5-lutego-zadumaJak mam polubić państwo?

(Zawartość merytoryczna, styl lub forma tego materiału mogą odbiegać od standardów przyjętych w dziennikarstwie).

Wszystko zmierza ku temu, bym  został anarchistą. Całe szczęście, że mam już dorosłe dzieci, które pojmują, iż człowiek na starość dziecinnieje. Są wprawdzie wyjątki, ale tylko po to, by potwierdzały regułę.

Mój dramat polega na tym, że za cholerę nie mogę polubić państwa. Za Polskę, jako Ojczyznę, dam się pokroić w paski, posolić i usmażyć, ale z polubieniem państwa polskiego miałem i mam spore kłopoty.

A sprawa ma się tak.
Zainteresowanie sprawami społecznymi pojawiło się u mnie w połowie lat pięćdziesiątych.  Słysząc o wypadkach w Poznaniu (1956) wprawdzie nie rozumiałem o co chodzi, ale ojciec twierdził, że idą lepsze czasy i nie będzie już prześladowany przez państwo jako kułak. Wtedy właśnie pojąłem, że oprócz ludzi jest też jakieś państwo. Później, już na własne uszy, usłyszałem z ust towarzysza Władysława Gomółki (ksywa Wiesław), że państwo dokłada do każdego obywatela (tu padała kwota w złotych). Jako prawie samodzielnie myślący uznałem, że państwo to całkiem dobra rzecz, bo każdemu dokłada. Wszystko byłoby dobrze, gdyby nie niejaki  Jan Pietrzak, który chciał dokładać państwu, lecz ciągle miał z tym kłopoty i państwo uparcie dokładało jemu.  Państwo nie pozwalało, z nieznanych mi przyczyn, dołożyć sobie. W 1968 roku państwo dołożyło studentom i syjonistom, ale ponoć nie o to chodziło.  Wątpliwość wobec instytucji państwa nadal we mnie narastała, ale bez uzewnętrzniania się w postaci buntu. Jednak w świadomości utrwaliło się już na dobre przekonanie, że państwo to „oni”.

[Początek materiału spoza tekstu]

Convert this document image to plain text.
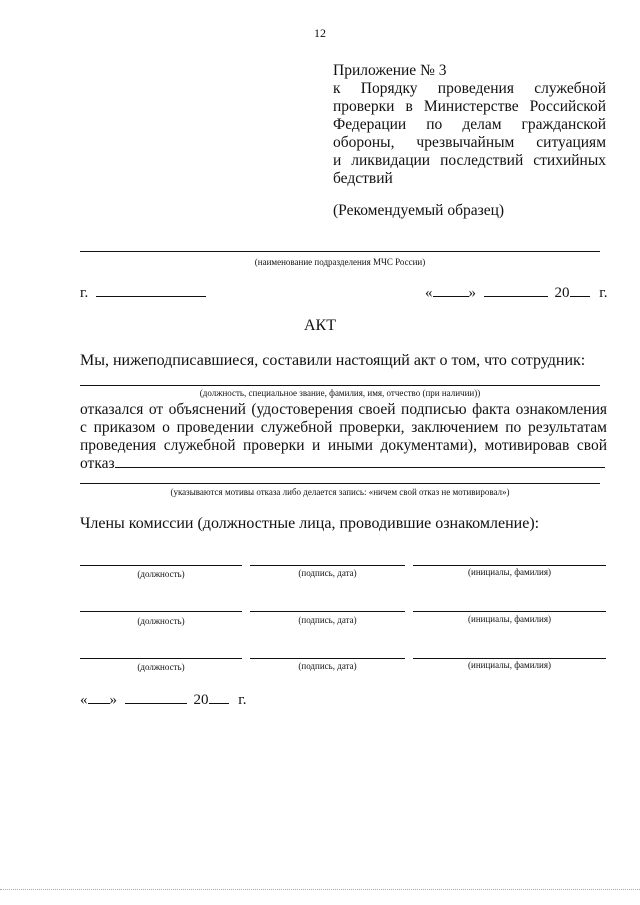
12
Приложение № 3
к Порядку проведения служебной
проверки в Министерстве Российской
Федерации по делам гражданской
обороны, чрезвычайным ситуациям
и ликвидации последствий стихийных
бедствий
(Рекомендуемый образец)
(наименование подразделения МЧС России)
г.	« »	20 г.
АКТ
Мы, нижеподписавшиеся, составили настоящий акт о том, что сотрудник:
(должность, специальное звание, фамилия, имя, отчество (при наличии))
отказался от объяснений (удостоверения своей подписью факта ознакомления
с приказом о проведении служебной проверки, заключением по результатам
проведения служебной проверки и иными документами), мотивировав свой
отказ
(указываются мотивы отказа либо делается запись: «ничем свой отказ не мотивировал»)
Члены комиссии (должностные лица, проводившие ознакомление):
(должность)	(подпись, дата)	(инициалы, фамилия)
(должность)	(подпись, дата)	(инициалы, фамилия)
(должность)	(подпись, дата)	(инициалы, фамилия)
« »	20 г.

O przydatności państwa dla społeczeństwa przekonywał przez dekadę Edward Gierek, lecz nie przekonał i w konsekwencji elektryk musiał przeskoczyć przez płot i wzniecić społeczny bunt. Zadawałem sobie wówczas pytanie, dlaczego już kilka razy ludzie występowali przeciwko własnemu państwu.  Odpowiedź była stosunkowo łatwa: wszystkiemu winna komuna.

Stan wojenny trochę przedłużył agonię PRL-u, ale w końcu uzyskaliśmy upragnioną wolność. Od mechanizmów przeszłości miała nas chronić gruba kreska, a przyszłość mieliśmy budować już sami, bez pomocy towarzyszy. Państwo to my!!! Łza się w oku zakręciła.

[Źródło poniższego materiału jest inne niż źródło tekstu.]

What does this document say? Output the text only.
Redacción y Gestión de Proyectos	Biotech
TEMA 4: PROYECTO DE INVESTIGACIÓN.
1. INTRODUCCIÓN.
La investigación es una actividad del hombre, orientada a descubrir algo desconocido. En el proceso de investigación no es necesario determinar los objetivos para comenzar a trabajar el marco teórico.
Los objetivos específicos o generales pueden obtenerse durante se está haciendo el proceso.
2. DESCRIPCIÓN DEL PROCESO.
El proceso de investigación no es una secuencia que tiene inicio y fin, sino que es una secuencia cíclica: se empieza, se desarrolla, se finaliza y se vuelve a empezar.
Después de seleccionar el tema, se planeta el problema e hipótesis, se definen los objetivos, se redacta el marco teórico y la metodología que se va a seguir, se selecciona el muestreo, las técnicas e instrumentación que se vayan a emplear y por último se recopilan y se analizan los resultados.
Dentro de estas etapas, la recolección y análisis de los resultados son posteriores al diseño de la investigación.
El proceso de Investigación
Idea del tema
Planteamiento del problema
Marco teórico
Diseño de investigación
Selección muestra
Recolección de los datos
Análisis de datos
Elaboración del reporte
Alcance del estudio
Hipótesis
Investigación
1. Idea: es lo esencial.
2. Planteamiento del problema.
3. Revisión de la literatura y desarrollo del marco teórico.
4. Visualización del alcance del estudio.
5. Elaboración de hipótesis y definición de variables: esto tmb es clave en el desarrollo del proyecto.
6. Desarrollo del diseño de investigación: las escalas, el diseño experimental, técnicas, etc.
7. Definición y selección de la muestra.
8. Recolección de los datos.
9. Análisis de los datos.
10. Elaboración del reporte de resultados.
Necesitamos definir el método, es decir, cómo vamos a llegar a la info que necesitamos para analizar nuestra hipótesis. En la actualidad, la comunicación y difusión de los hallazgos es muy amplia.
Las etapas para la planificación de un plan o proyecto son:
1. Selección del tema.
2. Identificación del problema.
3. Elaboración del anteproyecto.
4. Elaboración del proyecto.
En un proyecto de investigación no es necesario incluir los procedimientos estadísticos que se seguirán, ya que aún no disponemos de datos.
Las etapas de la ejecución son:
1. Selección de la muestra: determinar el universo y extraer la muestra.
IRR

Już prawie od dwudziestu lat państwo winno sprzyjać obywatelom, bo jest dla nich.

Uwierzyłem.
Z upływem czasu zauważyłem jednak, że pomiędzy państwem, a mną coś zaczyna zgrzytać. Tu i ówdzie urzędnicy skarbowi doprowadzili do upadku firm, jakiś zdolny informatyk był zmuszony do zmiany kwalifikacji i w efekcie został świniopasem, dalej w instytucjach państwowych obowiązywała zasada „jak się da to się zrobi”.  Odniosłem wrażenie, że nawet niby już moje państwo, ale ma mnie w głębokim poważaniu, ważne są rozgrywki „ na górze”. Nie dokonano żadnych istotnych i koniecznych dla społeczeństwa reform gospodarczych. Nawet widzę, że popierany przeze mnie premier Tusk  myśli jedynie o prezydenturze.

W tym stanie rzeczy mówię  państwu – fuck you.  Sam sobie poradzę.